Maximum Likelihood Estimate (MLE) primarily deals with using parameter inference to determine which parameters maximize the probability of data. This calculated parameter can be used to help you predict the outcome of future experiments.
A few relevant terms:
- Parameter inference — the process of probabilistically inferring parameter(s) for a model in an analytical context.
- Conditional probability — the probability of one event occurring given that another event has occurred
- Probability density —the relationship between a sample and the likelihood of selecting that sample value at random.

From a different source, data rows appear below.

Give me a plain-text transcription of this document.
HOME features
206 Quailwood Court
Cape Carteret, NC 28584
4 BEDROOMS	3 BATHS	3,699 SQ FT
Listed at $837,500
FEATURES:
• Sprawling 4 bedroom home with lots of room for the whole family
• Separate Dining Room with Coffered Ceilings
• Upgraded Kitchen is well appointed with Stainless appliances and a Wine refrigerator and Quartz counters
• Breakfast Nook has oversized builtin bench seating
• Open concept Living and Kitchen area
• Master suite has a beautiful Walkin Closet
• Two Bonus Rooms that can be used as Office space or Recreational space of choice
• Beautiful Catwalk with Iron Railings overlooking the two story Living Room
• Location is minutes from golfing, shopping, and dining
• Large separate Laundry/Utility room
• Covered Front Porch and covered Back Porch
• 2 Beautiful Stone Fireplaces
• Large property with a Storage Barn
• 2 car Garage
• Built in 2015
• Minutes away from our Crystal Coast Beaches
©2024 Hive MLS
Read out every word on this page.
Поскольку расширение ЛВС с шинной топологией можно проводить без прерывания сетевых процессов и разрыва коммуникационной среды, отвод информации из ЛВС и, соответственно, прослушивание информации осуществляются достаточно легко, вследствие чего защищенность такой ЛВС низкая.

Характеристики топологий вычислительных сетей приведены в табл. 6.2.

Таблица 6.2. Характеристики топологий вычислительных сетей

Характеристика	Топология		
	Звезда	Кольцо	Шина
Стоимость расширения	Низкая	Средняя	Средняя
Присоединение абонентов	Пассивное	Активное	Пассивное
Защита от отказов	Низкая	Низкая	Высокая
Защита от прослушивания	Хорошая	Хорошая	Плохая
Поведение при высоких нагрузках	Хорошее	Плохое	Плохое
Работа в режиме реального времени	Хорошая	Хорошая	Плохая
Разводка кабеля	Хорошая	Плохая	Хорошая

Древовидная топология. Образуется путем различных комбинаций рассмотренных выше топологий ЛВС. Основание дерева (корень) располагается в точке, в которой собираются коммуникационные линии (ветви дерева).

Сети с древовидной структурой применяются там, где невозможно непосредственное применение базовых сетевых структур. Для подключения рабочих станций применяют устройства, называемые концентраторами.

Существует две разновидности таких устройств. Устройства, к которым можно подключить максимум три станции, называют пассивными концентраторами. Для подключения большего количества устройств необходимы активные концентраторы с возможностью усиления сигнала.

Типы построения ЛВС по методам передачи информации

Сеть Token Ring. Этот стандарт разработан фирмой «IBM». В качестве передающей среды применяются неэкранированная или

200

Conditional probabilities are values that we use all the time in data science. The whole idea behind conditional probability is that we often have information about past events that we can use to estimate the probability of future dependent events. These probabilities won’t be 100% accurate, but will give us a more educated and complete picture of the event in question. As given in the name, these probabilities are conditional, and depend on a separate event occurance.
The formula for calculating conditional probability is as follows:
P(B|A) = P(A and B)/P(A)
The formula can be read as, “the probability of B given A is equal to the probability of A and B over the probability of A.”
You can imagine that if each sample has a probability, a collection of samples and their densities would form a distribution. The calculations of probabilities for specific outcomes of random variables are performed by a probability density function, or PDF for short.
Density estimation is the problem of estimating the probability distribution for a sample of observations from a problem domain. It involves selecting a probability distribution function (PDF) and parameters for that distribution that best explain the joint probability distribution of the observed data (X).
But how do we choose the proper PDF and parameters?
Choosing a PDF
There are many techniques for solving this problem, but two of the most common approaches are:
- Maximum a Posteriori (MAP), a Bayesian method.
- Maximum Likelihood Estimation (MLE), frequentist method.
The main difference is between the two is that MLE assumes all solutions are equally likely beforehand, whereas MAP allows prior information about the form of the solution to be harnessed.
We’re going to focus on MLE
MLE (Maximum Likelihood Estimate)
To use MLE, we define a likelihood function for calculating the conditional probability of observing the data sample (X) given a probability distribution and distribution parameters. This approach can be used to search a space of possible distributions and parameters.
MLE treats the problem as an optimization or search algorithm, where we seek a set of parameters that results in the best fit for the joint probability of the data sample (X).
First, we define a parameter called theta that defines both the choice of the probability density function and the parameters of that distribution. It may be a vector of numerical values whose values change smoothly and map to different probability distributions and their parameters.
In Maximum Likelihood Estimation, we are trying to maximize the probability of observing our sample from the joint probability distribution given a specific probability distribution and its parameters. Written formally, we would say:
P(X ; theta)
This conditional probability is often stated using the semicolon (;) notation instead of the bar notation (|) because theta is not a random variable, but an unknown parameter.
P(x1, x2, x3, …, xn ; theta)
This resulting conditional probability is referred to as the likelihood of observing this set of data given the model parameters. We write the function fo this relationship using the notation L() to denote the likelihood function:
L(X ; theta)
The objective of MLE is to find the set of parameters (theta) that maximize the likelihood function, e.g. result in the largest likelihood value (maximize L(X ; theta).
The joint probability distribution can now be re-written as the product of the conditional probability for observing each example given the distribution parameters:
Product i to n P(xi ; theta)
Multiplying many small probabilities together can be unstable in practice, therefore, it is common to restate this problem as the sum of the log conditional probabilities of observing each example given the model parameters.
Sum i to n log(P(xi ; theta))
It is common in optimization problems to prefer to minimize the cost function, rather than to maximize it — although we often phrase both as minimizing a cost function. Maximum likelihood thus becomes minimization of the negative log-likelihood (NLL). Therefore, the negative of the log-likelihood function can be used. This is referred to generally as a Negative Log-Likelihood (NLL) function.
Minimize -sum i to n log(P(xi ; theta))
- Maximum Likelihood Estimation is a probabilistic framework for solving the problem of density estimation.
- It involves maximizing a likelihood function in order to find the probability distribution and parameters that best explain the observed data.
- It provides a framework for predictive modeling in machine learning where finding model parameters can be framed as an optimization problem.